James and Annie Creely are the Ur-Creelys, the beginnings for most of the California Creelys. Only four of their sixteen children had children. Today, the family structure resembles an inverted triangle. Rather than growing, the family shrank a bit, and today instead of a descendant cohort that outnumbers the preceding generations, we have probably only broken even.
This reticence includes their social life. The Creelys-McCarty’s didn’t hang out in the Irish-American halls in the South of Market and the Mission District and held themselves aloof from the throng of 19th-century Irish societal associations that were so prevalent in San Francisco. I look at lists of Ancient Order of Hibernian pledges, men who wanted the protection of that benevolent society, or the Knights of Tara (I’m not sure what they did) but no Creely ever appears.
But they hob-nobbed with their friends and cronies—and contended with their enemies and foes— with energy. My family appear regularly in the pages of the San Francisco Chronicle, the Daily Alta, the San Francisco Call, and smaller papers, like the Pacific Rural Press. From the 1850’s on, more than 5,000 stories and advertisements appear.
Sometimes it’s a notice of a real estate transaction, or an advertisement for various veterinary hospitals. Sometimes, though—often enough to be satisfying—there’s a full-fledged story, with a nice dramatic arc and a great illustration. Some of the stories I knew about: great uncle Edward and the Jury, Whitehat McCarty and the Palace. There are stories I’ve never heard before: great grandaunt Hannah McCarty Welch and her determination to stay in her home, and great granduncle John McCarty’s beef with the Horseshoer’s Union.
There are other, sadder stories that happened later in the century. I remember my father’s life-long sorrow over the death of his first cousin, James, who perished in San Leandro in the forties because of his friends reckless driving. After side-swiping a taxi, he plowed into a gas station, which exploded and killed James Creely, son of James Creely, grandson of James Creely, and great-grandson of James Creely, the blacksmith who may have arrived in Bolinas on a handsome white horse one May day in 1889.
I know too much. So I made a map. This map shows the location of the residences, businesses, and incidents involving the Creely-McCarty family from roughly 1859 to 1920 or so. The facts are drawn from family story, city directories and census records and newspapers, like the Daily Alta, and the San Francisco Call newspapers, Old maps, which have helped me find streets that no longer exist, have also been incredibly useful.
This map might grow. It might not. Whatever happens I can confidently say that it’s the most complete account of where we lived and worked in this changeable state and city and what we (sometimes) did.
There’s been a Creely or a McCarty in San Francisco from at least 1859, and possibly longer. There’s just three of us here now: me, and my lovely cousin Gerald O’Connor, who has the luminous blue eyes of his great-grandmother Margaret. My cousin Robert Skinner, who is a McCarty, lives here, too.

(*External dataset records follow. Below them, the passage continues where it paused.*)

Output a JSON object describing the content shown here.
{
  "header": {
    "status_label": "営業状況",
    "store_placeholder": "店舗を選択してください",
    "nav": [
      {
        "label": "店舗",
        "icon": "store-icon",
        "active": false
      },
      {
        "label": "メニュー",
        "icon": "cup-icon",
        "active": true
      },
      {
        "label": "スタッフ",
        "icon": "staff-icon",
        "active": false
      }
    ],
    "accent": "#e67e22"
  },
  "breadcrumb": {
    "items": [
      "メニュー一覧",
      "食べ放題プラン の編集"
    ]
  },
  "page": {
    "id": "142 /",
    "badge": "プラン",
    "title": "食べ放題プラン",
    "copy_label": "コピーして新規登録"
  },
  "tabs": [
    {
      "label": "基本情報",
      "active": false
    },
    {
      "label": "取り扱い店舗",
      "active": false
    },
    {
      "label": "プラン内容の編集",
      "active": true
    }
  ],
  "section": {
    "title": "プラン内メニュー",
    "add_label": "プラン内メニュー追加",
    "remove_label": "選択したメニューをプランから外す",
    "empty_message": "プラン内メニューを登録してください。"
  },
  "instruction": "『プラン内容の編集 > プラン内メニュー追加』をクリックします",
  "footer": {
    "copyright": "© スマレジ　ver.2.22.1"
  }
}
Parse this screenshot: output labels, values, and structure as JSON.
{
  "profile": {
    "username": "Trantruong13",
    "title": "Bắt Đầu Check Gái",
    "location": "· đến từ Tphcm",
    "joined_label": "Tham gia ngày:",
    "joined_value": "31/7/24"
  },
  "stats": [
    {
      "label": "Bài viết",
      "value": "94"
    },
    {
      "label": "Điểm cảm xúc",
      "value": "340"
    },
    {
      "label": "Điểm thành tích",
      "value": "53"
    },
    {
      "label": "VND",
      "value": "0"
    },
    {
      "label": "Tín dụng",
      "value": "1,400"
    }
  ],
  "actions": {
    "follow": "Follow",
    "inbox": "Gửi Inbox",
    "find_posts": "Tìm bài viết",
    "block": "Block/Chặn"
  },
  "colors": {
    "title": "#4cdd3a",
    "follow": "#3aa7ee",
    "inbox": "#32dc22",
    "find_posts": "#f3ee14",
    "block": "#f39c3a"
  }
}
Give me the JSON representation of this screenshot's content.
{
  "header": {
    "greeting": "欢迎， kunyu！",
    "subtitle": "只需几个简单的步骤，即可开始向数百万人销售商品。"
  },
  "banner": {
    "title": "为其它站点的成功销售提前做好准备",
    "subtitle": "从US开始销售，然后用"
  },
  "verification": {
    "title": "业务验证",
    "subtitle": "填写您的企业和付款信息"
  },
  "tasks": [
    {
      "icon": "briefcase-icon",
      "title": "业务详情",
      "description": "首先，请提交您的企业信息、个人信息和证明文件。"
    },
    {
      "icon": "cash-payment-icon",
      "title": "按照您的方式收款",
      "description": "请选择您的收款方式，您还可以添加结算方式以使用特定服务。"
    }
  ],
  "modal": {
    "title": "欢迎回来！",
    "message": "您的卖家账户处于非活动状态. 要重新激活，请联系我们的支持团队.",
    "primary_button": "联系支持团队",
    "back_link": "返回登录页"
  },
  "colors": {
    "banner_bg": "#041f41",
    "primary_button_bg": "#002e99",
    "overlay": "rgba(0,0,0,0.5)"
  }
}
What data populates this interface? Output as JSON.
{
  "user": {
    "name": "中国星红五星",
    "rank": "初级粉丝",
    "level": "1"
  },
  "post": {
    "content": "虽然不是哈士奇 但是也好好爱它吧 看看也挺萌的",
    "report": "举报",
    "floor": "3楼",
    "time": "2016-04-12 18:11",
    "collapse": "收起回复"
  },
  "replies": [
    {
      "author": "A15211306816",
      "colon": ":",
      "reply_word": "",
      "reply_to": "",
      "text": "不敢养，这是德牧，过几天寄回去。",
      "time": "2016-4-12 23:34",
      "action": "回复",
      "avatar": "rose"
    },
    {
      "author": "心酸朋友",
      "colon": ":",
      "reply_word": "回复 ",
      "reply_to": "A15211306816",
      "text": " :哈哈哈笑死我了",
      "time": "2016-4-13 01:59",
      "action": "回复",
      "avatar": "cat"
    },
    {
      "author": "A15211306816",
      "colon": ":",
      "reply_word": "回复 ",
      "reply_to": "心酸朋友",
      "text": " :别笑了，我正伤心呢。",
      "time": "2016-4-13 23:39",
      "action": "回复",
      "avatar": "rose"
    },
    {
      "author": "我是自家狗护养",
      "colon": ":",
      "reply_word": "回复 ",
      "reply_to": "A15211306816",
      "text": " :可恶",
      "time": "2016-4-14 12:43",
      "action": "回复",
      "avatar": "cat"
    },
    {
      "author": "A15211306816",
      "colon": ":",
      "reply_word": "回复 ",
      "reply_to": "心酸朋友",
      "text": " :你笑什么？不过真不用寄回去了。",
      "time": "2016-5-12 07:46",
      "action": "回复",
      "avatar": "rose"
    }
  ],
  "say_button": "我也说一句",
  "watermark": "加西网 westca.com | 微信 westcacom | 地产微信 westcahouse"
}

Maybe we’ll make some history. (I certainly try.). But in case we don’t, here’s the history we have made. All mistakes are mine and hopefully there’s some resemblance to actual persons, all of whom are dead. Here’s a link to a page which lists the family members that appear on this map. If you want to see birth dates and death dates, please follow this link to Ancestry.com, where that information is recorded. If I’ve missed anyone, feel free to fix it yourself. (Just ask me for editing permission :-).
Maireann na daoine ar scáil a chéile: we live within reach of each other’s shadows (this is not a strict translation.) Shadows obscure, but they provide shelter, too. It depends on what you use them for, I guess. Shelter or shade, I love my family, and this map is a gift to them and you. Enjoy.